However, the days of fights in the Convention Center were not long for Caesars World. Deciding that it would be more profitable to hold matches at the hotel, where the customers would be but a few steps from the tables, and seeking television exposure to advertise the casino nationally, Perlman staged the George Foreman-Ron Lyle melee at Caesars on Feb. 24, 1976. By 1979 nine championship fights had been held there. Holmes knocked out Earnie Shavers at Caesars, and Sugar Ray Leonard won the welterweight title from Wilfredo Benitez at the casino.

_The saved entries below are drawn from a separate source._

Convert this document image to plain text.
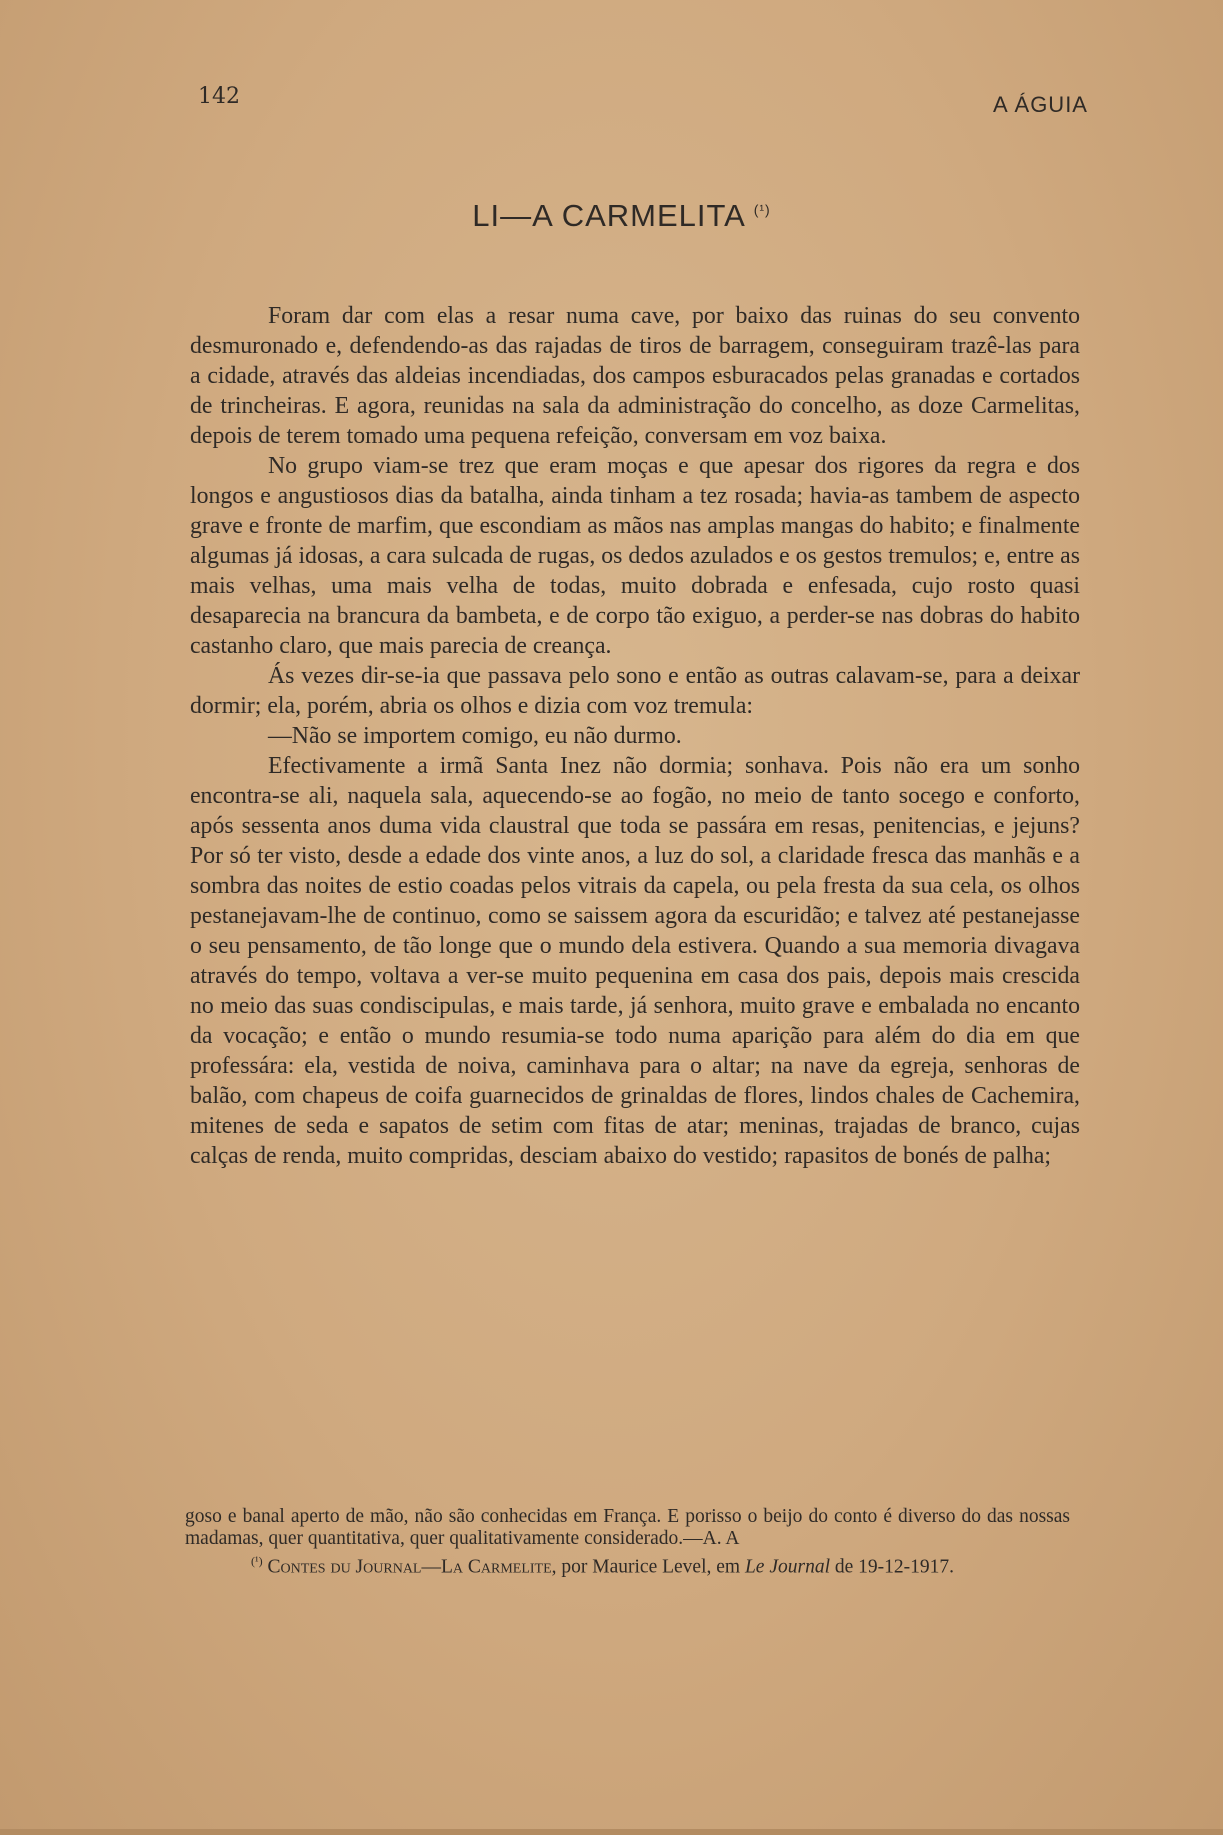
142	A ÁGUIA
LI—A CARMELITA $^{(^1)}$

Foram dar com elas a resar numa cave, por baixo das ruinas do seu convento desmuronado e, defendendo-as das rajadas de tiros de barragem, conseguiram trazê-las para a cidade, através das aldeias incendiadas, dos campos esburacados pelas granadas e cortados de trincheiras. E agora, reunidas na sala da administração do concelho, as doze Carmelitas, depois de terem tomado uma pequena refeição, conversam em voz baixa.

No grupo viam-se trez que eram moças e que apesar dos rigores da regra e dos longos e angustiosos dias da batalha, ainda tinham a tez rosada; havia-as tambem de aspecto grave e fronte de marfim, que escondiam as mãos nas amplas mangas do habito; e finalmente algumas já idosas, a cara sulcada de rugas, os dedos azulados e os gestos tremulos; e, entre as mais velhas, uma mais velha de todas, muito dobrada e enfesada, cujo rosto quasi desaparecia na brancura da bambeta, e de corpo tão exiguo, a perder-se nas dobras do habito castanho claro, que mais parecia de creança.

Ás vezes dir-se-ia que passava pelo sono e então as outras calavam-se, para a deixar dormir; ela, porém, abria os olhos e dizia com voz tremula:

—Não se importem comigo, eu não durmo.

Efectivamente a irmã Santa Inez não dormia; sonhava. Pois não era um sonho encontra-se ali, naquela sala, aquecendo-se ao fogão, no meio de tanto socego e conforto, após sessenta anos duma vida claustral que toda se passára em resas, penitencias, e jejuns? Por só ter visto, desde a edade dos vinte anos, a luz do sol, a claridade fresca das manhãs e a sombra das noites de estio coadas pelos vitrais da capela, ou pela fresta da sua cela, os olhos pestanejavam-lhe de continuo, como se saissem agora da escuridão; e talvez até pestanejasse o seu pensamento, de tão longe que o mundo dela estivera. Quando a sua memoria divagava através do tempo, voltava a ver-se muito pequenina em casa dos pais, depois mais crescida no meio das suas condiscipulas, e mais tarde, já senhora, muito grave e embalada no encanto da vocação; e então o mundo resumia-se todo numa aparição para além do dia em que professára: ela, vestida de noiva, caminhava para o altar; na nave da egreja, senhoras de balão, com chapeus de coifa guarnecidos de grinaldas de flores, lindos chales de Cachemira, mitenes de seda e sapatos de setim com fitas de atar; meninas, trajadas de branco, cujas calças de renda, muito compridas, desciam abaixo do vestido; rapasitos de bonés de palha;

goso e banal aperto de mão, não são conhecidas em França. E porisso o beijo do conto é diverso do das nossas madamas, quer quantitativa, quer qualitativamente considerado.—A. A

$^{(^1)}$ Contes du Journal—La Carmelite, por Maurice Level, em Le Journal de 19-12-1917.
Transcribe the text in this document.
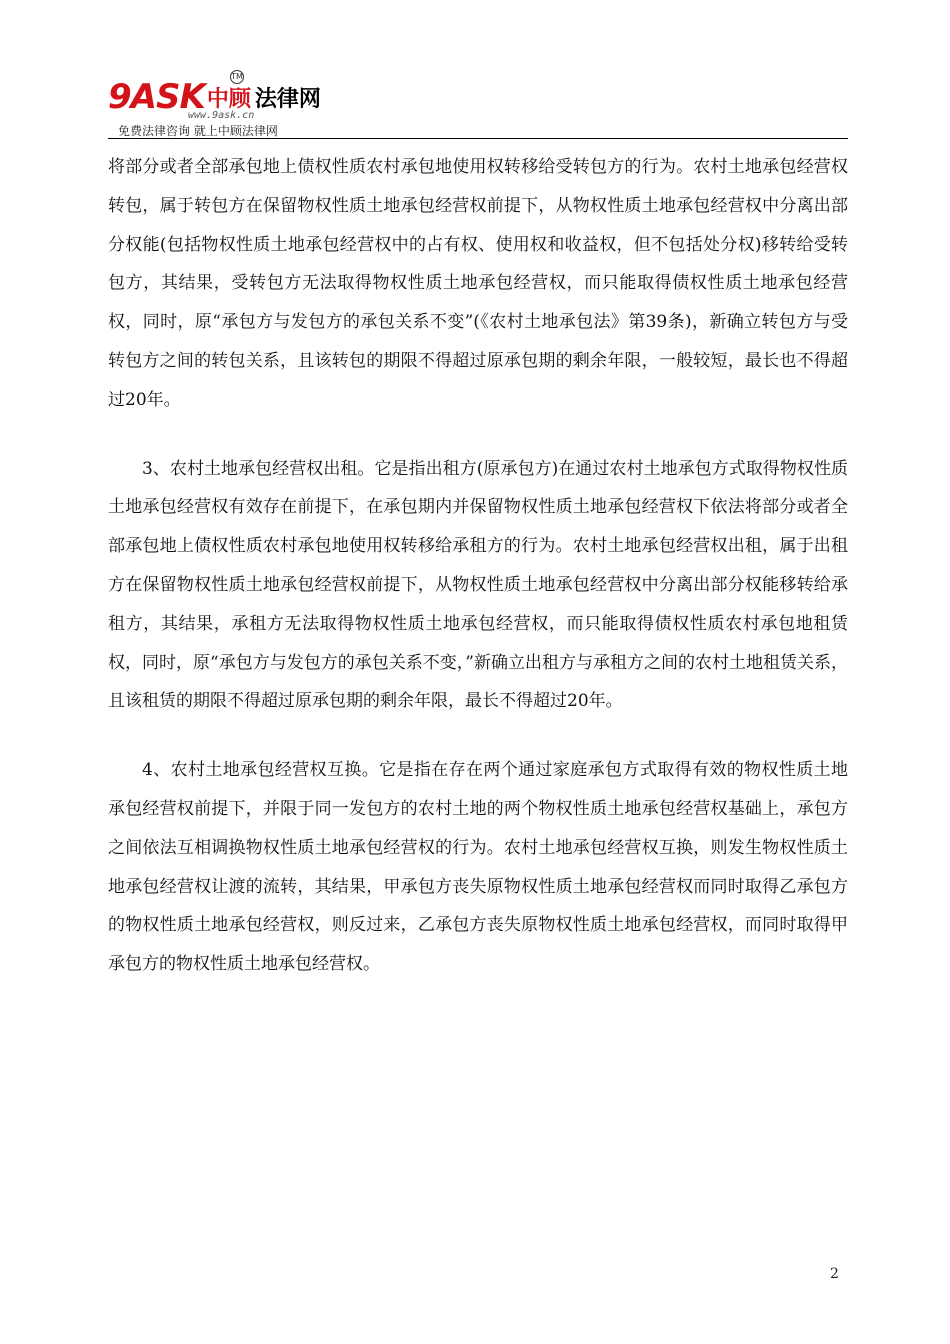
9ASK 中顾 法律网
TM
www.9ask.cn
免费法律咨询 就上中顾法律网

将部分或者全部承包地上债权性质农村承包地使用权转移给受转包方的行为。农村土地承包经营权转包，属于转包方在保留物权性质土地承包经营权前提下，从物权性质土地承包经营权中分离出部分权能(包括物权性质土地承包经营权中的占有权、使用权和收益权，但不包括处分权)移转给受转包方，其结果，受转包方无法取得物权性质土地承包经营权，而只能取得债权性质土地承包经营权，同时，原“承包方与发包方的承包关系不变”(《农村土地承包法》第39条)，新确立转包方与受转包方之间的转包关系，且该转包的期限不得超过原承包期的剩余年限，一般较短，最长也不得超过20年。

3、农村土地承包经营权出租。它是指出租方(原承包方)在通过农村土地承包方式取得物权性质土地承包经营权有效存在前提下，在承包期内并保留物权性质土地承包经营权下依法将部分或者全部承包地上债权性质农村承包地使用权转移给承租方的行为。农村土地承包经营权出租，属于出租方在保留物权性质土地承包经营权前提下，从物权性质土地承包经营权中分离出部分权能移转给承租方，其结果，承租方无法取得物权性质土地承包经营权，而只能取得债权性质农村承包地租赁权，同时，原“承包方与发包方的承包关系不变，”新确立出租方与承租方之间的农村土地租赁关系，且该租赁的期限不得超过原承包期的剩余年限，最长不得超过20年。

4、农村土地承包经营权互换。它是指在存在两个通过家庭承包方式取得有效的物权性质土地承包经营权前提下，并限于同一发包方的农村土地的两个物权性质土地承包经营权基础上，承包方之间依法互相调换物权性质土地承包经营权的行为。农村土地承包经营权互换，则发生物权性质土地承包经营权让渡的流转，其结果，甲承包方丧失原物权性质土地承包经营权而同时取得乙承包方的物权性质土地承包经营权，则反过来，乙承包方丧失原物权性质土地承包经营权，而同时取得甲承包方的物权性质土地承包经营权。

2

What Perlman had done was make the hotel a lucrative fight site. Promoter Bob Arum says the chief advantage of fighting there is Caesars' willingness to put up substantial money for the rights to the gate revenues. "They pay you a sum of money and they worry about the gate," says Arum. "It makes it easier for the promoter. It's as simple as that."

There was considerable worry among some Caesars' board members over committing almost $5 million to bring Holmes-Ali to the hotel—fear that Ali might not train and that the fight wouldn't sell. Bob Halloran, the director of sports at Caesars, advised Perlman that he thought they could count on a $3.5 million gate. Because it cost $4 million to buy the rights to the live gate and about $1 million to set up the stands in the parking lot, a deficit of about $1.5 million was in prospect. And there were other risks, too. With high rollers playing at all the tables, over a short period of time the house could take a bath from the gambling. On top of the projected deficit, it was not, to some, an appealing prospect.

But in the end Caesars took the gamble. Harry Wald, the chief operating officer of Caesars, sent invitations to 2,500 of Caesars' highest rollers. For the best customers there would be free rooms, food and beverages, and choice seats at the fight.

What ensued, Halloran said, more than justified the entire enterprise. Every seat was sold. The gate topped $6 million, minus the estimated $500,000 that the house gave away in complimentary tickets. At the first roll of the dice after the fight, the house was even. And the casino was filled for hours with gamblers, many of them betting the limit. There's been no word as to who came out ahead, the house or the rollers, but the odds were in Caesars' favor.

TWO PHOTOS

Having discovered that boxing can be as big a draw as Ol' Blue Eyes, Caesars Palace's Perlman anted up $5 million for the bout. Part of that amount went into the building of a 24,790-seat temporary stadium in the parking lot.